As I mentioned in this post, we’re having fun layering questions and answers with explanations on top of electronic textbook content.
The basic idea is to couple a graph structure of questions, answers, and explanations into the text using semantics. The trick is to do that well and automatically enough that we can deliver effective adaptive learning support. This is analogous to the knowledge graph that users of Knewton‘s API create for their content. The difference is that we get the graph from the content, including the “assessment items” (that’s what educators call questions, among other things). Essentially, we parse the content, including the assessment items (i.e., the questions and each of their answers and explanations). The result of this parsing is, as we’ve described elsewhere, precise lexical, syntactic, semantic, and logic understanding of each sentence in the content. But we don’t have to go nearly that far to exceed the state of the art here.
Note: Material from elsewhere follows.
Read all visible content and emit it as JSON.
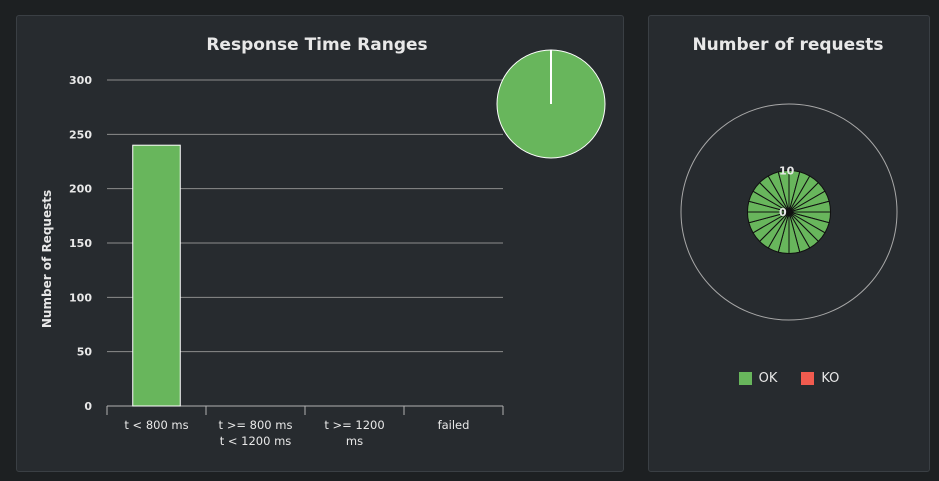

We automatically import the text, break it into sentences organized with respect to the document structure (i.e., in an outline of groups, per chapter, section, …), and parse them. We keep track of the ambiguities in the normal workflow of collaborative curation supported by the Linguist™ but proceed with the best parse according to statistical NLP. The result of this is a set of logical terms using normalized vocabulary. The automated parsing cannot go as far as to produce a logical formula, but that is more than we need (we’re not actually trying to answer the questions, as we were in Project Sherlock!)!
Across all the sentences, including the questions and explanations of answers, we have a graph of terms and inter-term relationships that supports algorithms such as inter-sentence comparison and contrasting. Think of this graph as a semantic network (e.g., one represented in RDF). This semantic network is further enriched by a semantic web ontology (e.g., expressed in OWL) which is semi-automatically derived from the content. For example, when we see a term like “accounting information”, we know it is information and we automatically acquire that net assets and total assets are both assets. We also automatically acquire that equipment is purchased by corporations, that net assets are calculated, that a reporting process is a process modified by a gerund derived from the verb report, and a lot more.
Well, I’m drifting off the thought that had me start this post, so I’ll just show you a picture for now and move on below:
Personally, I’m interested in the difficulties that collaborating contributors sometimes face in disambiguating language. In looking at the automated parse results for some of these sentences, I saw the following residual:
How would you choose? Is the communication or the information for the purpose of making decisions? Does it matter?
The following shows some of the results for one choice:
Note: there is a bug in the renderings of the existentials in the live code I am working with (i.e., don’t worry about it, but the words make and decision should be there).
This gives you an idea of the semantic information that we can acquire automatically and which can be curated to an arbitrary level of precision where appropriate.
Bottom line: the approach holds great promise for curation of assessment items and learning objects into a collaboratively developed adaptive learning platform.